Comment 16 Carlos O'Donell 2014-12-04 22:10:49 UTC
(In reply to David Anderson from comment #14)
> FYI, this is actually a bug in Ceph: it's unlocking an already unlocked
> pthread_rwlock_t, which invokes undefined behavior. It was reported upstream
> in https://sourceware.org/bugzilla/show_bug.cgi?id=17561 , and the glibc
> devs decided to not make the crash more graceful as it would slow down the
> unlock path for correct programs.
> 
> I'm attaching a minimal repro C file in case you care to reproduce, but
> afaict the linked bug is actually just a bug in Ceph, nothing to do with TSX
> or glibc directly.

Thanks David. I'm assigning this back to ceph for them to investigate the potential double unlock.

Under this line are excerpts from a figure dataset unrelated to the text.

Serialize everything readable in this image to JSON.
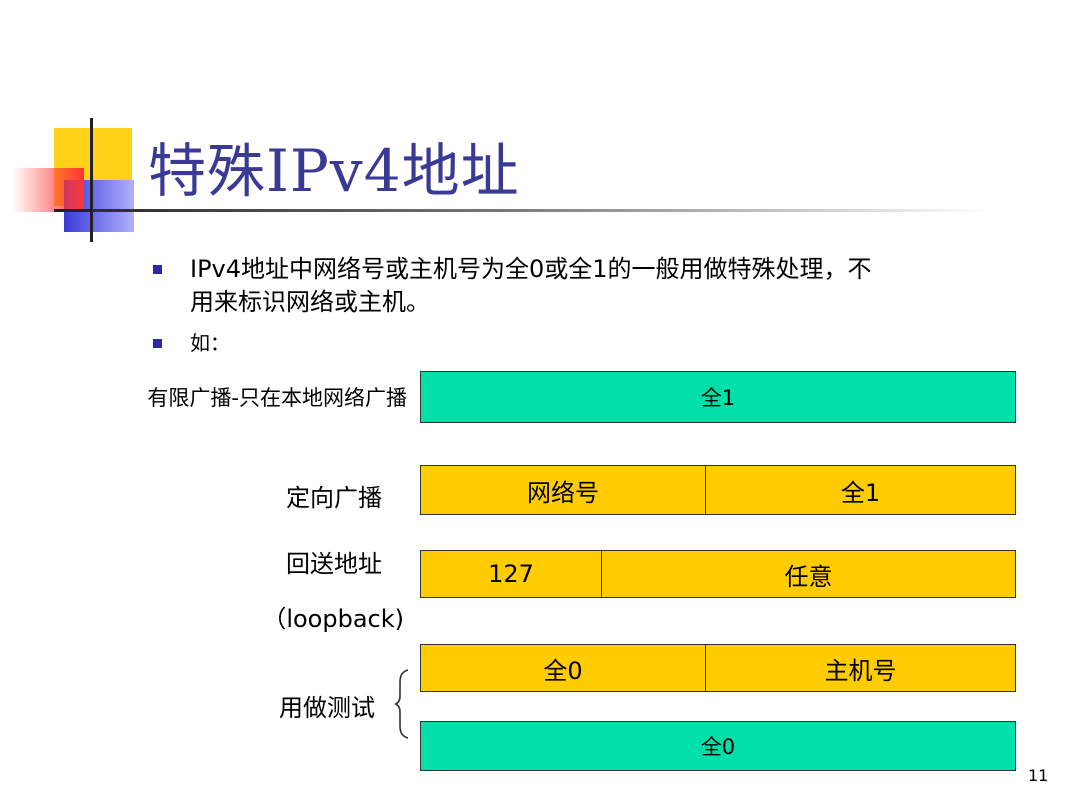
{
  "slide": {
    "title": "特殊IPv4地址",
    "number": "11"
  },
  "bullets": [
    {
      "line1": "IPv4地址中网络号或主机号为全0或全1的一般用做特殊处理，不",
      "line2": "用来标识网络或主机。"
    },
    {
      "line1": "如："
    }
  ],
  "rows": {
    "limited_broadcast": {
      "label": "有限广播-只在本地网络广播",
      "cell": "全1"
    },
    "directed_broadcast": {
      "label": "定向广播",
      "network": "网络号",
      "host": "全1"
    },
    "loopback": {
      "label_line1": "回送地址",
      "label_line2": "（loopback)",
      "network": "127",
      "host": "任意"
    },
    "testing": {
      "label": "用做测试",
      "network": "全0",
      "host": "主机号",
      "second_cell": "全0"
    }
  },
  "colors": {
    "title": "#3a3a96",
    "bullet": "#2b2ba8",
    "green_bar": "#00e0a8",
    "yellow_bar": "#ffcc00"
  }
}
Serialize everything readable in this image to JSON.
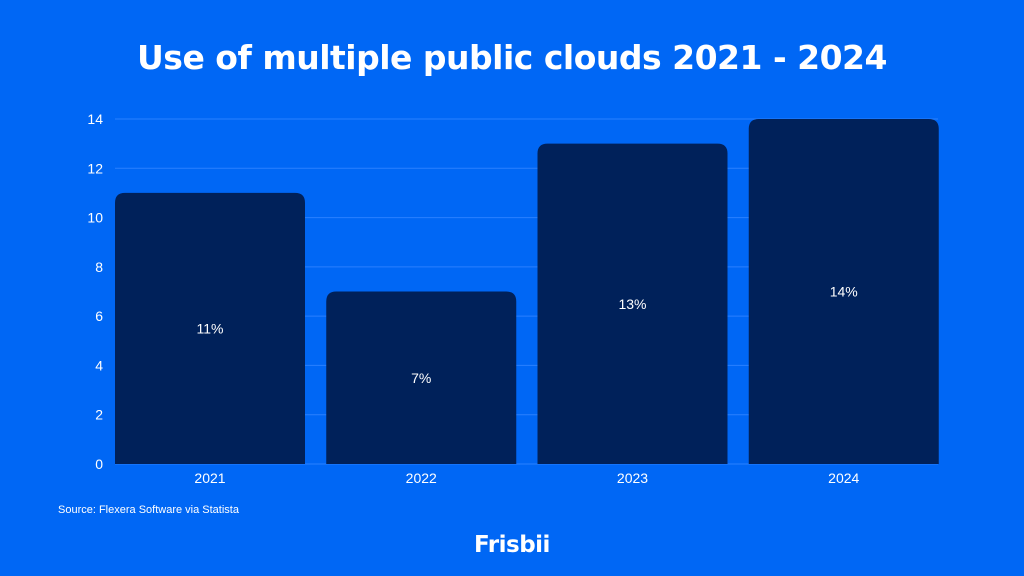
{
  "chart_data": {
    "type": "bar",
    "title": "Use of multiple public clouds 2021 - 2024",
    "categories": [
      "2021",
      "2022",
      "2023",
      "2024"
    ],
    "values": [
      11,
      7,
      13,
      14
    ],
    "data_labels": [
      "11%",
      "7%",
      "13%",
      "14%"
    ],
    "xlabel": "",
    "ylabel": "",
    "ylim": [
      0,
      14
    ],
    "yticks": [
      0,
      2,
      4,
      6,
      8,
      10,
      12,
      14
    ],
    "grid": true,
    "bar_color": "#00215a",
    "background_color": "#0067f5"
  },
  "source": "Source: Flexera Software via Statista",
  "logo": "Frisbii"
}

Comment 17 David Anderson 2014-12-04 22:23:37 UTC
Turns out the Ceph folks fixed it upstream 3 days ago: http://tracker.ceph.com/issues/10085 . From the bug details, it looks like they're planning to publish this in a point release, so it should eventually find its way into the Fedora package.

Comment 18 David Anderson 2014-12-04 22:25:03 UTC
And if you care to patch this in Fedora ahead of the upstream release, `git diff 42c85e8 77deeaa` in the Ceph git repository will produce the minimum necessary patch to apply. It applies cleanly to the 0.87 Ceph source tree.

Comment 19 Jeffrey C. Ollie 2014-12-04 22:34:50 UTC
I added the patch David mentions to a private build of Ceph and it fixed my problem.  I'm not sure when upstream is going to release a 0.87.x point release so I think that it would be good to apply the patch before that.

Comment 20 Fedora Update System 2014-12-08 11:51:25 UTC
ceph-0.80.7-2.fc21 has been submitted as an update for Fedora 21.
https://admin.fedoraproject.org/updates/ceph-0.80.7-2.fc21

Comment 21 Fedora Update System 2014-12-12 04:05:04 UTC
Package ceph-0.80.7-2.fc21:
* should fix your issue,
* was pushed to the Fedora 21 testing repository,
* should be available at your local mirror within two days.
Update it with:
# su -c 'yum update --enablerepo=updates-testing ceph-0.80.7-2.fc21'
as soon as you are able to.
Please go to the following url:
https://admin.fedoraproject.org/updates/FEDORA-2014-16519/ceph-0.80.7-2.fc21
then log in and leave karma (feedback).

Comment 22 Boris Ranto 2014-12-23 12:32:01 UTC
*** Bug 1170657 has been marked as a duplicate of this bug. ***

Comment 23 Fedora Update System 2014-12-23 18:32:19 UTC
ceph-0.80.7-2.fc21 has been pushed to the Fedora 21 stable repository.  If problems still persist, please make note of it in this bug report.